They walked behind her and loudly commented on her T-shirt from “Pepco”, sneakers that no one wears anymore and the fact that she is “poor”. They couldn’t be more than 10, 11 years old. I looked at them and then at her. I didn’t see any difference. She was neat and clean. Nicely dressed, clean hair, tied in a high ponytail. And beautiful big, blue eyes. I heard her enthusiastically talking to her friends about her pets. She had an intoxicating smile.
I turned to the two of them again. I don’t know what “brand” of clothes they wore, but they were no more attractive and harmoniously dressed than her. They giggled still and didn’t take their eyes off the big, blue-eyed girl. Maybe because of that mocking finger pointing, I didn’t remember their facial features, or the color of their eyes. I just remembered that cynical smile and the wicked giggle.
Upbringing begins at home
I wanted to tell them a lot. A lot, which they obviously didn’t hear from their parents, and they should have. I wanted to, but such conversations are conducted for years and continuously, otherwise they have no effect.

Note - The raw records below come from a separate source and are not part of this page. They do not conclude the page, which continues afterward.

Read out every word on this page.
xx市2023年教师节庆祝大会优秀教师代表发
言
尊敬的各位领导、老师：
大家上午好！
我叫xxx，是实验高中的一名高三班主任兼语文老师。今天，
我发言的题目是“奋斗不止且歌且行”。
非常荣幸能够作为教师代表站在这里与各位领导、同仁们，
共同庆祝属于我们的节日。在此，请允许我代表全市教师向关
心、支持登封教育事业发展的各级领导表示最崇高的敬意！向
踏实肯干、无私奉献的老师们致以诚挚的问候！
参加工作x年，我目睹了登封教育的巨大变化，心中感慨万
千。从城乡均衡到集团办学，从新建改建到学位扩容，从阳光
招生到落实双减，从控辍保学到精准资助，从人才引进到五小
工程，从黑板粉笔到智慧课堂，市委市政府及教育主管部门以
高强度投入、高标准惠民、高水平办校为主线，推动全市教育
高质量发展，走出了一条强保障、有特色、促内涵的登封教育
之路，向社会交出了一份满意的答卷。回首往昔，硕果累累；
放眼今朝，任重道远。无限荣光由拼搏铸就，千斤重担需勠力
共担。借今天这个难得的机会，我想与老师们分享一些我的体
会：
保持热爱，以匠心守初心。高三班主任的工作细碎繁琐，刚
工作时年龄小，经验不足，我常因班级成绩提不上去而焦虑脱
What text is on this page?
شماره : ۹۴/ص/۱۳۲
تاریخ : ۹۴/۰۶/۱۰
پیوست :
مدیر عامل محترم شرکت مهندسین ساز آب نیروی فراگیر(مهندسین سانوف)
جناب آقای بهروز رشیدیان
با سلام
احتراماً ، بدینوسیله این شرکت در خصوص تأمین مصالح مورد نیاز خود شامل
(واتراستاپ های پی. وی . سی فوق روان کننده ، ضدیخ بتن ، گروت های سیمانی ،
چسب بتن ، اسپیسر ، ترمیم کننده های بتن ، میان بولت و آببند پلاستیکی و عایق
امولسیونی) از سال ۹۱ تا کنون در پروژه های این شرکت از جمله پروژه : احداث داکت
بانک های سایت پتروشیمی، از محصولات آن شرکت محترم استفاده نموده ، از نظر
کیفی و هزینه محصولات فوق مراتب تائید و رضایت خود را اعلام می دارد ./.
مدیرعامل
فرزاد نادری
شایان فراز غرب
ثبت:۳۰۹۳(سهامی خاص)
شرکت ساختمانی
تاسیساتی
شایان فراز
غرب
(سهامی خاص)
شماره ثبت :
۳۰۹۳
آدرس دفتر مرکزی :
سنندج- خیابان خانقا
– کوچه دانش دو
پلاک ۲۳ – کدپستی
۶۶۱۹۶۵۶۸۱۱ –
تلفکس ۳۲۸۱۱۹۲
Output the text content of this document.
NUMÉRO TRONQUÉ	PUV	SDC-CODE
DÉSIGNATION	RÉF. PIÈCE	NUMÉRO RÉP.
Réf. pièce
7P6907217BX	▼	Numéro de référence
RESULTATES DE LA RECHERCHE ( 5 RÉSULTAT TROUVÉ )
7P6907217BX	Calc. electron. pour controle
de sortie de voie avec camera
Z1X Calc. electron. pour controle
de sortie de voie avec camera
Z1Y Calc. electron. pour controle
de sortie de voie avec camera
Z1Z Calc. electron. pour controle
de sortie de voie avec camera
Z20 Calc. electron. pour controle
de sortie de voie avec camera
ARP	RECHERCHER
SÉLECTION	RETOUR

Values are instilled in children from an early age. And they keep repeating. It depends on us whether we choose our friends according to the brand of sneakers or our common interests and human qualities. And about what we talk about and how we behave.
When she is ten years old, she thinks she is better than someone else, just because she is more expensively dressed, her parent has gone astray somewhere.
Consciously or unconsciously. It doesn’t matter. We draw ourselves on them.
Our need for everyone to admire us, to compliment us, to tell us that we are beautiful, smart, wise, good, our frustrations, stubbornness, trauma, conceit, arrogance, prejudice, arrogance, our quarrels with relatives, neighbors, our unfulfilled dreams, sadness , failed ambitions, values, our dissatisfaction with ourselves, the environment or the life we lead, our irresponsibility, belittling, ridiculing, insulting… children grow up with them. They absorb them and pass them on. Just as they absorb love, empathy, contentment, happiness, gratitude.
Whether it will make them happy, that they have taught their pet not to wander out of the yard, or whether they will enjoy the ridicule and mockery of others, is our “success”.
Children are our mirror
Our task is to make people out of them. Good people! And we can’t do that until we face our own flaws, flaws, and shortcomings. Until we become aware of them and ready to change the shortcomings. To change ourselves. Let’s learn. Let’s grow. To never stop.
Because the more of us there are, ready for change, for growth, the greater the chances that the world will become a place where sneakers will be used for running and exercising, instead of being a criterion for choosing friends.
It is up to us to strive, to make the world better than it is.
Let them laugh at us. Let them say we are utopians. Romantics. To live in delusion. That we are a minority. Let them say what they want.
It is up to us to try to dissuade such. Let’s try to prove that they are wrong and that it is possible.
It is up to us to never stop trying!
Because of a girl with big, blue eyes. Because of our children. Because of us!